To achieve a long shelf life of milk products, it is not necessary to cool the bottling rooms in dairies to 4 °C. Various businesses tread this path.

To achieve a long shelf life of milk products, it is not necessary to cool the bottling rooms in dairies to 4 °C. Various businesses tread this path. The reason is that germs do not increase at this temperature, meaning the risk of contamination is considerably reduced. Other dairies construct laborious sterile rooms for the entire bottling procedure – and introduce germs nevertheless. However, as shown, it can be even more cost-effective: with over pressure and Fischer technology.

Because, in principle, all these measures are secondary procedures when viewed in this light: the air must not be sterile in the production hall, but rather in the foodstuff tank. And the Sterivent and Laminar-Flow filters provide for exactly this necessity, as they will be presented by the German-Israeli exhibitor Fischer Planning at the “International Dairy Show” between 19th and 21st September 2011 in Atlanta.

A case study of the Tara dairy corporation in Israel proves it: Ultra-clean lines based on the mentioned innovative filter technology for ripening tanks and buffer containers, as well as the bottling machinery, lengthen the shelf life of products by up to 100 percent. Due to these successes, major producers, such as Emmi and Nestle in Switzerland and Unilever and Coca Cola, have already taken up the offer. They are equipping part of their new installations with these germ catchers and retrofitting existing production plants with Sterivent and Laminar-Flow. Because the retrofitting is also permitted by the patents from Netanya near Tel Aviv/Israel.

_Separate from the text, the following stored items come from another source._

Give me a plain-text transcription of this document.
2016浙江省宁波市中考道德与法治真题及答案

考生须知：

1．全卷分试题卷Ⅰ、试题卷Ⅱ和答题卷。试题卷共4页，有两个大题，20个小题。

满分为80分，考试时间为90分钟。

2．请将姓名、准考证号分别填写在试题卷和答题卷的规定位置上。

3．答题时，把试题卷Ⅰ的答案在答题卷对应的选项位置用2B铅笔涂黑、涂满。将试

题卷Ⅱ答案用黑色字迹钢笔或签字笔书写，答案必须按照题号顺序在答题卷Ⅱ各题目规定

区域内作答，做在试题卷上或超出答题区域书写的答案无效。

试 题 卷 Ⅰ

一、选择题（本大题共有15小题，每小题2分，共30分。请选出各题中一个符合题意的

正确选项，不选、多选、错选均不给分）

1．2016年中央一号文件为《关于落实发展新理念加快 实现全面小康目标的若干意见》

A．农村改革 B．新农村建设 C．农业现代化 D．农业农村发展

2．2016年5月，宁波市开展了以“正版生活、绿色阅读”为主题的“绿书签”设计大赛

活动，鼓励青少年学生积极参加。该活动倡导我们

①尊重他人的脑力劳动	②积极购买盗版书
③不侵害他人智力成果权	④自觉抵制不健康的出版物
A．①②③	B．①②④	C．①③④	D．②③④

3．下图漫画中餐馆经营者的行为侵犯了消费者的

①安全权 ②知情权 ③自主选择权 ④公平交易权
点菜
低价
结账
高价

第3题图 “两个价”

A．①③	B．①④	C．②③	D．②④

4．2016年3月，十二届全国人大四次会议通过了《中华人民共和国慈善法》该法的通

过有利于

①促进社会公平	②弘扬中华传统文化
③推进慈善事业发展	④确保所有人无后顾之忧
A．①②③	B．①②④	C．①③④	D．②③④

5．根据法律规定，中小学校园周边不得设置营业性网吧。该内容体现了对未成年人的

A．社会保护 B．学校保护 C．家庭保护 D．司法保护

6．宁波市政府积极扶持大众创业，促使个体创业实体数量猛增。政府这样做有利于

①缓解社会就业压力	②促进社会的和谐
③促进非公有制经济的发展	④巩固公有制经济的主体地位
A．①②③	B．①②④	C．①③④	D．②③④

The air purger in a stainless steel casing, consisting of a pre-filter, a compressor and the HEPA filter, were developed by the company especially for dairies. This means the function and construction are focused on the exact installation technology and microbiological conditions in these production sites. This leads to the result, as the mentioned references confirm, that construction volumes, investment costs and operating costs are considerably minimised in comparison with cleanroom solutions or even standard filters, with a filtration degree of 99.997 percent.

The particular efficiency of the Fischer filter system is in the permanent over pressure in the container. This is provided by the ventilator and microprocessors. This over pressure eliminates a hygienic problem zone, which has existed up to now, in the production chain for foodstuffs. Despite sterilisation and microfiltration, despite exact regulation of temperature, flow speed and pressure, despite the most careful disinfection of pipes and systems, a considerable remaining risk of re-contamination remains in many cases. Because a vacuum is created in many tanks, especially when the filling level falls, and this low pressure sucks germs and bacteria back into the storage tank through leaky connections and joints.

This loophole is closed by Fischer technology. The over pressure also ensures that further hygienic problem zones do not develop. For example: The widespread cartridge filters, which are just simply attached to the tanks, work in a de-pressurised state. Consequently, they allow moisture in both directions; moisture, for example, in the form of rising vapours from the filling. These vapours condense in the filter with the consequence that the sterile filter is no longer a sterile filter. Similar damage is often wreaked by cleaning work, during which the casing is sprayed. Or even packaging, which breaks during packing and sprays yoghurt, milk and juices against the filter material. According to Fischer, both the Sterivent and Laminar-Flow principle are, on the other hand, hermetically sealed against such internal and external onsets.

As a result, the economic advantages for producers are clear. Thanks to the integrated sterility or low bacterial contamination of such ultra-clean lines, steam sterile tanks, which are progressively expensive, do not need to be integrated into a production line to keep re-contamination at bay as a result of free air admission. The mandatory filtration automatically, as it were, provides the milk product with the ESL rating, which stands for “Extended Shelf Life”.